The Players in the Ohio Energy Market

Setting up your electricity service in Ohio can be pretty confusing, especially if you're not too sure how the system works. After all, some service areas in the state are deregulated, while others are not; and while some institutions must comply with state rules, others are exempt. To make it even more annoying, the map of Ohio's service areas looks like it was in a paintball battle.

Ultimately, obtaining the right information about your electricity service options not only makes you a savvy electricity customer, it can also save your family a bit of money. Below is a list of organizations that directly affect your electricity service in deregulated Ohio service areas. We've also included resources that can help you learn more about your service options.

Ohio Electricity Service

Ohio's electricity service is organized into two main branches.

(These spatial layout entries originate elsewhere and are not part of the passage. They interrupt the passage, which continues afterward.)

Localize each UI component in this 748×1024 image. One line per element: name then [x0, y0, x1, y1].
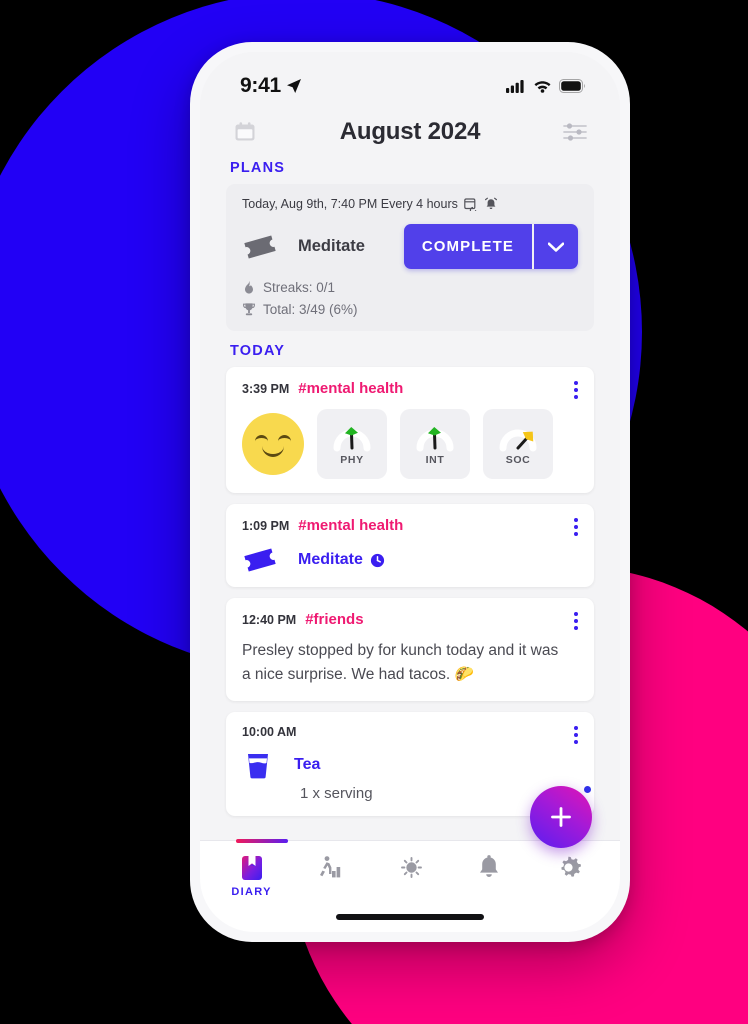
- gauge-label-soc: SOC: [505, 453, 531, 466]
- gauge-label-phy: PHY: [340, 453, 364, 466]
- battery-full-icon: [559, 79, 585, 93]
- tab-activity[interactable]: [299, 854, 363, 882]
- book-icon: [241, 856, 262, 880]
- trophy-icon: [243, 303, 255, 316]
- active-tab-indicator: [236, 839, 288, 843]
- entry-time: 1:09 PM: [242, 518, 290, 533]
- bottom-tab-bar: DIARY: [200, 839, 620, 902]
- ticket-icon: [244, 234, 276, 259]
- diary-entry-note[interactable]: 12:40 PM #friends Presley stopped by for…: [226, 598, 594, 702]
- entry-header: 10:00 AM: [242, 725, 578, 739]
- plus-icon: [551, 807, 571, 827]
- kebab-menu-icon[interactable]: [574, 726, 578, 745]
- flame-icon: [245, 280, 253, 294]
- calendar-icon[interactable]: [230, 120, 260, 144]
- sun-icon: [401, 857, 422, 878]
- drink-glass-icon: [248, 754, 268, 779]
- screenshot-canvas: 9:41 August 2024 PLANS Today, Aug 9th, 7…: [0, 0, 748, 1024]
- entry-item-row: Tea: [242, 750, 578, 780]
- location-arrow-icon: [286, 79, 301, 93]
- section-label-today: TODAY: [230, 343, 286, 359]
- section-label-plans: PLANS: [230, 160, 286, 176]
- bell-icon: [480, 855, 499, 877]
- page-title: August 2024: [339, 118, 481, 145]
- fab-notification-dot: [584, 786, 591, 793]
- complete-button-group[interactable]: COMPLETE: [403, 224, 578, 269]
- mood-row: PHY INT SOC: [242, 409, 578, 479]
- home-indicator-bar: [336, 914, 484, 920]
- plan-card[interactable]: Today, Aug 9th, 7:40 PM Every 4 hours Me…: [226, 184, 594, 331]
- plan-stat-total: Total: 3/49 (6%): [242, 302, 578, 317]
- tab-reminders[interactable]: [457, 854, 521, 882]
- entry-header: 12:40 PM #friends: [242, 611, 578, 628]
- plan-name: Meditate: [298, 237, 365, 255]
- gauge-icon: [416, 426, 454, 451]
- entry-time: 3:39 PM: [242, 381, 290, 396]
- plan-meta-row: Today, Aug 9th, 7:40 PM Every 4 hours: [242, 197, 578, 211]
- entry-time: 10:00 AM: [242, 725, 297, 740]
- status-bar-time: 9:41: [240, 74, 281, 97]
- filter-sliders-icon[interactable]: [560, 121, 590, 143]
- gauge-tile-phy[interactable]: PHY: [317, 409, 387, 479]
- entry-tag: #mental health: [298, 517, 404, 534]
- kebab-menu-icon[interactable]: [574, 381, 578, 399]
- scroll-content[interactable]: PLANS Today, Aug 9th, 7:40 PM Every 4 ho…: [200, 148, 620, 840]
- plan-main-row: Meditate COMPLETE: [242, 224, 578, 269]
- gear-icon: [561, 856, 581, 877]
- plan-streaks-text: Streaks: 0/1: [263, 280, 336, 295]
- kebab-menu-icon[interactable]: [574, 612, 578, 630]
- smiling-face-icon: [242, 413, 304, 475]
- ticket-icon: [244, 548, 276, 572]
- gauge-icon: [333, 426, 371, 451]
- app-header: August 2024: [200, 108, 620, 148]
- clock-badge-icon: [370, 553, 385, 567]
- status-bar-left: 9:41: [240, 74, 302, 98]
- entry-item-name: Tea: [294, 756, 321, 774]
- tab-weather[interactable]: [378, 854, 442, 882]
- chevron-down-icon: [548, 242, 564, 252]
- gauge-tile-soc[interactable]: SOC: [483, 409, 553, 479]
- status-bar: 9:41: [200, 52, 620, 108]
- entry-header: 3:39 PM #mental health: [242, 380, 578, 397]
- entry-tag: #mental health: [298, 380, 404, 397]
- diary-entry-mood[interactable]: 3:39 PM #mental health PHY INT SOC: [226, 367, 594, 493]
- entry-item-row: Meditate: [242, 547, 578, 573]
- phone-device-frame: 9:41 August 2024 PLANS Today, Aug 9th, 7…: [190, 42, 630, 942]
- plan-total-text: Total: 3/49 (6%): [263, 302, 358, 317]
- entry-note-text: Presley stopped by for kunch today and i…: [242, 642, 559, 684]
- add-entry-fab[interactable]: [530, 786, 592, 848]
- tab-label-diary: DIARY: [231, 886, 272, 898]
- entry-item-name-wrap: Meditate: [298, 551, 385, 569]
- diary-entry-plan[interactable]: 1:09 PM #mental health Meditate: [226, 504, 594, 587]
- entry-item-name: Meditate: [298, 551, 363, 568]
- activity-stats-icon: [319, 856, 340, 878]
- entry-tag: #friends: [305, 611, 364, 628]
- gauge-label-int: INT: [425, 453, 445, 466]
- wifi-icon: [534, 81, 551, 93]
- cellular-signal-icon: [506, 80, 524, 93]
- tab-diary[interactable]: DIARY: [220, 854, 284, 898]
- tab-settings[interactable]: [536, 854, 600, 881]
- plan-stat-streaks: Streaks: 0/1: [242, 280, 578, 295]
- entry-header: 1:09 PM #mental health: [242, 517, 578, 534]
- status-bar-right: [506, 79, 586, 93]
- complete-button[interactable]: COMPLETE: [403, 224, 532, 269]
- complete-dropdown-button[interactable]: [532, 224, 578, 269]
- calendar-repeat-icon: [464, 198, 477, 211]
- plan-schedule-text: Today, Aug 9th, 7:40 PM Every 4 hours: [242, 197, 458, 211]
- gauge-icon: [499, 429, 537, 451]
- kebab-menu-icon[interactable]: [574, 518, 578, 536]
- home-indicator-area: [200, 902, 620, 932]
- plan-identity: Meditate: [242, 234, 365, 260]
- alarm-bell-icon: [484, 197, 497, 209]
- entry-time: 12:40 PM: [242, 612, 297, 627]
- phone-screen: 9:41 August 2024 PLANS Today, Aug 9th, 7…: [200, 52, 620, 932]
- gauge-tile-int[interactable]: INT: [400, 409, 470, 479]
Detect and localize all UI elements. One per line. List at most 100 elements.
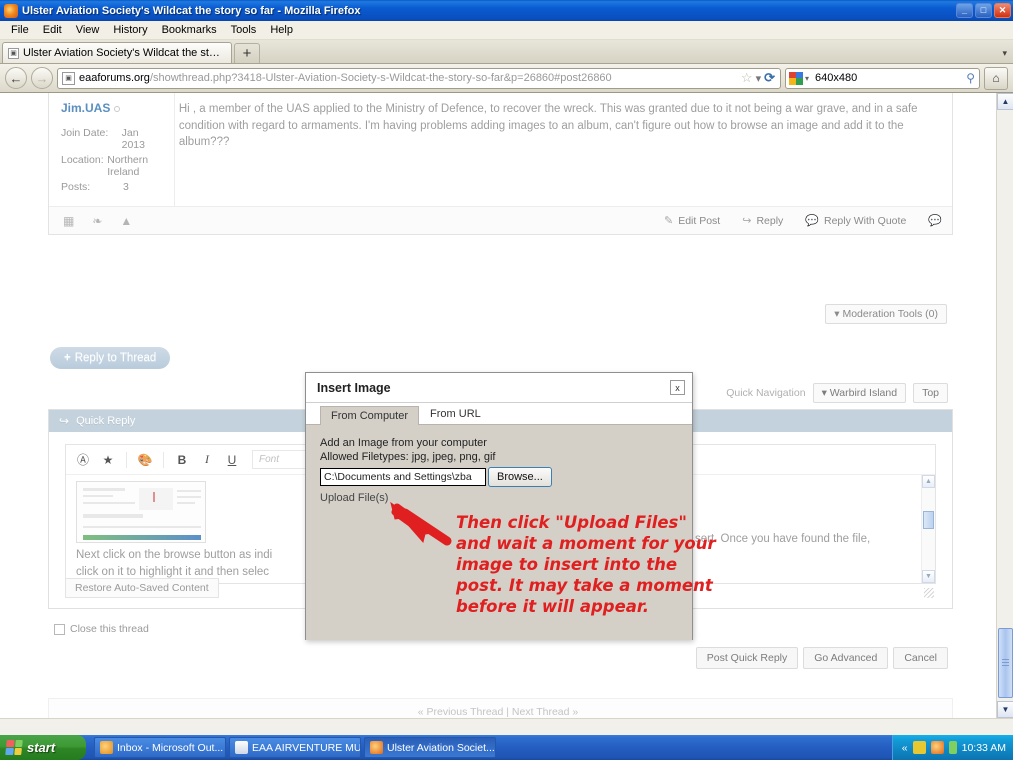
user-stat-location: Location: Northern Ireland	[61, 154, 164, 178]
new-tab-button[interactable]: +	[234, 43, 260, 63]
bookmark-star-icon[interactable]: ☆	[741, 70, 753, 86]
menu-history[interactable]: History	[106, 23, 154, 37]
quick-reply-buttons: Post Quick Reply Go Advanced Cancel	[695, 647, 948, 669]
horizontal-scrollbar[interactable]	[0, 718, 1013, 735]
editor-scrollbar[interactable]: ▲ ▼	[921, 475, 935, 583]
location-value: Northern Ireland	[107, 154, 149, 178]
resize-handle[interactable]	[924, 588, 934, 598]
file-path-input[interactable]: C:\Documents and Settings\zba	[320, 468, 486, 486]
underline-icon[interactable]: U	[221, 450, 243, 470]
firefox-icon	[4, 3, 18, 18]
search-input[interactable]: 640x480	[809, 72, 966, 84]
scroll-down-icon[interactable]: ▼	[997, 701, 1013, 718]
quick-navigation-select[interactable]: ▾ Warbird Island	[812, 383, 907, 403]
start-label: start	[27, 740, 56, 755]
menu-tools[interactable]: Tools	[224, 23, 264, 37]
taskbar-item-firefox[interactable]: Ulster Aviation Societ...	[364, 737, 496, 758]
reload-icon[interactable]: ⟳	[764, 70, 775, 86]
online-status-icon	[114, 105, 121, 112]
quick-reply-title: Quick Reply	[76, 415, 136, 427]
ip-icon[interactable]: ▦	[63, 214, 74, 228]
clock[interactable]: 10:33 AM	[962, 742, 1006, 754]
windows-logo-icon	[5, 740, 23, 755]
edit-post-button[interactable]: ✎ Edit Post	[663, 214, 720, 228]
tab-from-url[interactable]: From URL	[419, 404, 492, 424]
italic-icon[interactable]: I	[196, 450, 218, 470]
dialog-tabs: From Computer From URL	[306, 403, 692, 425]
mail-icon[interactable]	[912, 741, 926, 754]
url-bar[interactable]: ▣ eaaforums.org/showthread.php?3418-Ulst…	[57, 67, 781, 89]
close-thread-label: Close this thread	[70, 623, 149, 635]
home-button[interactable]: ⌂	[984, 66, 1008, 90]
volume-icon[interactable]	[948, 741, 957, 754]
quick-navigation-label: Quick Navigation	[726, 387, 806, 399]
editor-scroll-thumb[interactable]	[923, 511, 934, 529]
tabstrip: ▣ Ulster Aviation Society's Wildcat the …	[0, 40, 1013, 64]
bold-icon[interactable]: B	[171, 450, 193, 470]
reply-button[interactable]: ↪ Reply	[742, 214, 783, 228]
editor-text-right-fragment: sert. Once you have found the file,	[695, 533, 871, 545]
smilie-icon[interactable]: 🎨	[134, 450, 156, 470]
upload-files-button[interactable]: Upload File(s)	[320, 492, 692, 504]
browser-viewport: Jim.UAS Join Date: Jan 2013 Location: No…	[0, 93, 1013, 735]
google-icon[interactable]	[789, 71, 803, 85]
navigation-toolbar: ← → ▣ eaaforums.org/showthread.php?3418-…	[0, 64, 1013, 93]
browse-button[interactable]: Browse...	[488, 467, 552, 487]
start-button[interactable]: start	[0, 735, 86, 760]
reply-with-quote-button[interactable]: 💬 Reply With Quote	[805, 214, 906, 228]
page-scrollbar[interactable]: ▲ ▼	[996, 93, 1013, 718]
user-stat-joindate: Join Date: Jan 2013	[61, 127, 164, 151]
close-icon[interactable]: x	[670, 380, 685, 395]
menu-file[interactable]: File	[4, 23, 36, 37]
search-icon[interactable]: ⚲	[966, 71, 977, 85]
taskbar-item-word[interactable]: EAA AIRVENTURE MU...	[229, 737, 361, 758]
close-thread-checkbox[interactable]	[54, 623, 65, 635]
post-username[interactable]: Jim.UAS	[61, 101, 164, 115]
inserted-image-thumbnail	[76, 481, 206, 543]
remove-formatting-icon[interactable]: Ⓐ	[72, 450, 94, 470]
chevron-down-icon[interactable]: ▾	[756, 72, 762, 85]
posts-label: Posts:	[61, 181, 91, 193]
forum-favicon: ▣	[8, 47, 19, 59]
scroll-down-icon[interactable]: ▼	[922, 570, 935, 583]
scroll-up-icon[interactable]: ▲	[997, 93, 1013, 110]
tab-list-caret-icon[interactable]: ▾	[1002, 48, 1007, 59]
cancel-button[interactable]: Cancel	[893, 647, 948, 669]
post-message: Hi , a member of the UAS applied to the …	[178, 103, 918, 149]
post-quick-reply-button[interactable]: Post Quick Reply	[695, 647, 799, 669]
award-icon[interactable]: ❧	[92, 214, 102, 228]
close-thread-checkbox-row[interactable]: Close this thread	[54, 623, 149, 635]
page-scroll-thumb[interactable]	[998, 628, 1013, 698]
menu-edit[interactable]: Edit	[36, 23, 69, 37]
taskbar-item-label: Inbox - Microsoft Out...	[117, 741, 224, 754]
font-color-icon[interactable]: ★	[97, 450, 119, 470]
back-button[interactable]: ←	[5, 67, 27, 89]
window-controls: _ □ ✕	[956, 3, 1011, 18]
pencil-icon: ✎	[663, 215, 674, 227]
search-box[interactable]: ▾ 640x480 ⚲	[785, 67, 980, 89]
quick-navigation: Quick Navigation ▾ Warbird Island Top	[726, 383, 948, 403]
go-advanced-button[interactable]: Go Advanced	[803, 647, 889, 669]
minimize-button[interactable]: _	[956, 3, 973, 18]
top-button[interactable]: Top	[913, 383, 948, 403]
tab-from-computer[interactable]: From Computer	[320, 406, 420, 425]
moderation-tools-button[interactable]: ▾ Moderation Tools (0)	[825, 304, 947, 324]
menu-view[interactable]: View	[69, 23, 107, 37]
tray-expand-icon[interactable]: «	[902, 742, 908, 754]
taskbar-item-outlook[interactable]: Inbox - Microsoft Out...	[94, 737, 226, 758]
taskbar-items: Inbox - Microsoft Out... EAA AIRVENTURE …	[86, 737, 892, 758]
report-icon[interactable]: ▲	[120, 214, 132, 228]
reply-to-thread-button[interactable]: + Reply to Thread	[50, 347, 171, 369]
thread-navigation-links[interactable]: « Previous Thread | Next Thread »	[0, 706, 996, 718]
forward-button[interactable]: →	[31, 67, 53, 89]
maximize-button[interactable]: □	[975, 3, 992, 18]
firefox-tray-icon[interactable]	[930, 741, 944, 754]
menu-help[interactable]: Help	[263, 23, 300, 37]
browser-tab-active[interactable]: ▣ Ulster Aviation Society's Wildcat the …	[2, 42, 232, 63]
restore-autosaved-button[interactable]: Restore Auto-Saved Content	[65, 578, 219, 598]
scroll-up-icon[interactable]: ▲	[922, 475, 935, 488]
multi-quote-button[interactable]: 💬	[928, 214, 942, 227]
menu-bookmarks[interactable]: Bookmarks	[155, 23, 224, 37]
reply-arrow-icon: ↪	[742, 215, 752, 227]
close-button[interactable]: ✕	[994, 3, 1011, 18]
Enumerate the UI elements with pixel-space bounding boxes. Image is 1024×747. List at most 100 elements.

    1) The Public Utilities Commission of Ohio (PUCO). PUCO oversees the utilities and retailers in Ohio's deregulated electricity market. They set rules for the electric distribution companies (the EDC's, also known as the old incumbent utilities) to transmit and distribute electricity to ALL of Ohio's energy customers fairly. PUCO also approves these utilities' Standard Service Offer (SSO) for customers who do not actively choose a retail electricity supplier. PUCO also helps organize and oversee utility auctions that determine retail generation service rates in that utility's service zone.
    2) The Rural Electric Cooperatives (RECs). Ohio's Rural Electric Cooperatives are generally referred to as "unregulated utilities" because PUCO does not govern them. So with a few exceptions, state statutes and rules governing utilities do not apply to these companies. There are 25 RECs serving rural residents across the state of Ohio.

    To learn which electricity service is available in your area, check this interactive map that identifies REC and deregulated service zones, as well as the utility acting as the electric distribution company.

    Electric Distribution Companies

    Ohio's Electric Distribution Companies (EDC's, sometimes called "poles and wires" companies) are the original local utility companies. In recent times, these local utilities have been acquired by four national energy companies:

    1) Duke Energy

    2) American Electric Power(AEP): Operates as Ohio Power Company in two service zones:

    • Columbus Southern Power
    • Ohio Power
    3) First Energy Companies:
    • Ohio Edison
    • Toledo Edison
    • (Cleveland) The Illuminating Company
    4) AES Corporation : Also known as Dayton Power & Light (DP&L)

    Even though these utilities were required to sell off the generation and retail portion of their businesses, they are still required to distribute electricity to every customer in their service area, no matter who the Certified Retail Electric Suppliers (CRES) is.

    These utilities are also responsible for providing SSO's to consumers in their area that do not have (or have not chosen) a retail electricity supplier. The SSO can either be an Electric Security Plan (ESP) in the form of a traditional rate plan or a market rate offer (MRO) that relies on a market-based pricing system. To maintain fairness to consumers, PUCO evaluates and approves each utility's SSO.

    All customers, even those who use the local utility as their retail electricity supplier, must pay a distribution cost added onto their monthly bill.

    Certified Retail Electricity Suppliers

    Customers can choose to buy energy from Certified Retail Electric Suppliers (CRES) instead of their local EDC. These retail electricity suppliers can be any of the following:

    • One of the four original utility companies
    • Marketers - Businesses that sell electricity service to individuals and businesses
    • Brokers or Aggregators - The contract with retailers on behalf of groups of buyers
    • Government Aggregators — County, municipal, or local community governments that contract with suppliers for service on behalf on their local communities

    In the case where counties, townships, villages, and cities are permitted to set up aggregation supply agreements, residents still have the power to choose NOT to participate in the aggregation plan. Customers must file the "Electric Do Not Aggregate List" form with PUCO.

    When choosing a certified retail electricity supplier in Ohio, remember to keep in mind an estimation of your monthly usage. You can do this by reviewing a few past billing statements for the past year. Consider, too, whether the CRES offers plans that work with your family's lifestyle as well as the length of time you plan to remain in your current residence.

    The place to compare residential plan offers is PUCO's Apples to Apples Energy Choice website. PUCO also has a handy worksheet you can use for comparing different offers from certified retail electricity suppliers.

    You can also find consumer service numbers, complaint procedures, tips on how to save water and energy, and other useful information about electricity choice in Ohio.